Mrs. Evan’s refusal to see that racism is still a part of American culture juxtaposes the overtly white supremacist and racist attack on the Beaumont’s home, in which a brick is thrown through their window and a burning cross is erected on their lawn. The burning cross is an historical symbol of the Ku Klux Klan, which the KKK used to intimidate and threaten Black Americans since the early 20th century. Tracy learns this attack is not only purposeful, but has direct implications for her father’s case, and how race was a driving factor in the murders of the Davidsons and framing of her father and Jackson Ridges.
The aftermath of the racist attack on the Beaumonts brings Tracy and Jamal together again. Jamal gives a powerful speech regarding the treatment of Black men in America, why he feels he cannot turn himself in, even though he is innocent, to a system that was designed to incarcerate him: “We built America. Black labor built the greatest nation in the world for free. They ripped us from our family then, and they do it again with new laws disguised as change. I’ll be in prison doing that labor for free” (298). Jamal’s statement supports the theme that racism is cyclical in America and its legacy has a lasting impact throughout time. Jamal alludes to the fraught history of the prison industrial complex in America, which repackaged the enslavement of Black people with racist laws that ensured the incarceration of Black people and disproportionately affects Black men in America today.
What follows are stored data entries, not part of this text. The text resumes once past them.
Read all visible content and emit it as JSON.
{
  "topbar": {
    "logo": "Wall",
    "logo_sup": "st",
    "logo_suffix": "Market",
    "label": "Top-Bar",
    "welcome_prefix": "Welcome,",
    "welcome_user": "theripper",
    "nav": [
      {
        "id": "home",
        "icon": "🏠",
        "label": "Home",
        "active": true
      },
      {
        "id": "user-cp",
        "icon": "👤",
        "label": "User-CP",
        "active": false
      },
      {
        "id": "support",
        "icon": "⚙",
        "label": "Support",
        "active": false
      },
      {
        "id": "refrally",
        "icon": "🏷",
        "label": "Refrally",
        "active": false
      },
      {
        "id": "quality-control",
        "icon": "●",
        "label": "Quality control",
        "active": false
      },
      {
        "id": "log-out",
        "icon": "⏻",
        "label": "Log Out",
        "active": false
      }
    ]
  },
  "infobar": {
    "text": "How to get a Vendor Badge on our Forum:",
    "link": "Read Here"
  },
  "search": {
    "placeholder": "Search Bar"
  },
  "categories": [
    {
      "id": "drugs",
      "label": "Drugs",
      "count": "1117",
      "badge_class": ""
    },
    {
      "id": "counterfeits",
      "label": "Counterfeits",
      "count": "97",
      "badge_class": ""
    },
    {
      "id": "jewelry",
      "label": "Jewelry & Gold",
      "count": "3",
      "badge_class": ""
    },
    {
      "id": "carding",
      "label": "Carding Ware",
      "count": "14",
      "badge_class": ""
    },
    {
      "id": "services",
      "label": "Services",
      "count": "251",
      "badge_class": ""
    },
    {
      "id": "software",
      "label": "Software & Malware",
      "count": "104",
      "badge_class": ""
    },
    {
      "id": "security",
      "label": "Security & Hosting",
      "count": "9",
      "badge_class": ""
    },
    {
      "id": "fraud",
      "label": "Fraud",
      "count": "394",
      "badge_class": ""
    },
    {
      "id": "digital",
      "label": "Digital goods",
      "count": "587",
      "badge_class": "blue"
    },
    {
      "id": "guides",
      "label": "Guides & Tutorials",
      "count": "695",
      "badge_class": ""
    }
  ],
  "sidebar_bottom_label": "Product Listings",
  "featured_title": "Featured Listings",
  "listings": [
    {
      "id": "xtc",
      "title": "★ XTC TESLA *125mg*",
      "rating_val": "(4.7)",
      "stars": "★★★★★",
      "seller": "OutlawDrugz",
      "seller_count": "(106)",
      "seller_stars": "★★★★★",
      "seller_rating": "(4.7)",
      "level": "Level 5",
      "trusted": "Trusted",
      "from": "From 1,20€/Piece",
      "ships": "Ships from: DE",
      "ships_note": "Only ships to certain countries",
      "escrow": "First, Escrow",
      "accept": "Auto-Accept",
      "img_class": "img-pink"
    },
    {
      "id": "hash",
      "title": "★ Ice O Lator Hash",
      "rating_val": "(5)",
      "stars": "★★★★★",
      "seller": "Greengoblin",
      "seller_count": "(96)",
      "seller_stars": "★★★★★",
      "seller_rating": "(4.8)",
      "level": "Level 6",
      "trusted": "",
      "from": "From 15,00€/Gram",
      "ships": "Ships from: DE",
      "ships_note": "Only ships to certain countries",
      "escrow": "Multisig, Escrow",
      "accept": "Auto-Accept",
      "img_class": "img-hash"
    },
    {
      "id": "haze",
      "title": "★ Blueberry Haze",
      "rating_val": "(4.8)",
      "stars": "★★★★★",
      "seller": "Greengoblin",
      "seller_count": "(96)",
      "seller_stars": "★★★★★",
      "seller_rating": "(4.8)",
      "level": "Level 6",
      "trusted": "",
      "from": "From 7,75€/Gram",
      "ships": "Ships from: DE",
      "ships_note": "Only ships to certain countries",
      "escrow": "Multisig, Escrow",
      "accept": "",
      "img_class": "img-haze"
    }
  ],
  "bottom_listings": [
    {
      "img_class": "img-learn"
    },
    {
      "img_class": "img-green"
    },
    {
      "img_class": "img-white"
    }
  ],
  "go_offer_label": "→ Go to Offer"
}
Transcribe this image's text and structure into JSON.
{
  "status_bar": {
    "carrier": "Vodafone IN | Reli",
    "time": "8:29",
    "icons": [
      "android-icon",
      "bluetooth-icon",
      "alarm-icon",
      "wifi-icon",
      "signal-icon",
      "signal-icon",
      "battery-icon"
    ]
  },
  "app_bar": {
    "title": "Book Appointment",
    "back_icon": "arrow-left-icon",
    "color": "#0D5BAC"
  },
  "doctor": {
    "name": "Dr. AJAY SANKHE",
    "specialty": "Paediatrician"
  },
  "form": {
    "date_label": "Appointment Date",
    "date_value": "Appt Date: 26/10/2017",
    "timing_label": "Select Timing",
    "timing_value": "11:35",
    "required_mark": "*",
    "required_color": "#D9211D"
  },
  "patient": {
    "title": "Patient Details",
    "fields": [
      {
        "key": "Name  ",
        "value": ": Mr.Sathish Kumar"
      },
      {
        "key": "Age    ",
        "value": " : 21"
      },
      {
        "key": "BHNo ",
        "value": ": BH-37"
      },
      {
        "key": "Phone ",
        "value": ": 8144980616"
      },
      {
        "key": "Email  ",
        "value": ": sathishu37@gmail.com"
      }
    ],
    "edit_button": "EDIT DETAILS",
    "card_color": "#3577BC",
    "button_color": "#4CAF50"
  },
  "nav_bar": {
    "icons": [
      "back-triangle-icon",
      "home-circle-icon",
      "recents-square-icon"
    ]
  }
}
Tracy reaches a turning point in this section of reading that leads her definitively away from Dean and towards Quincy. Though Tracy has grappled with her feelings for Dean and Quincy, she comes to a decision in Chapter 39. Though she cares deeply for Dean and their kiss was the culmination of years of feelings for one another, she states, “The world will always try to push us apart” (315). This seems especially true when Tracy finds the boxes filled with KKK materials and the photo of the lynching, which reveal the extent of the Evans’s connections to the Klan. Tracy pulls away from Dean, which underscores the reverberations of racism’s harm that echoes through history and generations and affects even those not directly involved.
As much as history and trauma can negatively affect individuals, Tracy’s decision to turn to Quincy after finding the photo of the lynching speaks to the power of sharing history, even painful history. Tracy reflects on how close she and Quincy have become: “It’s like we were ripped from each other, our friendship splitting when our families’ lives got torn apart [...] But now, with his hands holding mine, I feel us melding back together” (325). Their shared history pulled them apart for a time, but now is the same reason their relationship is so strong.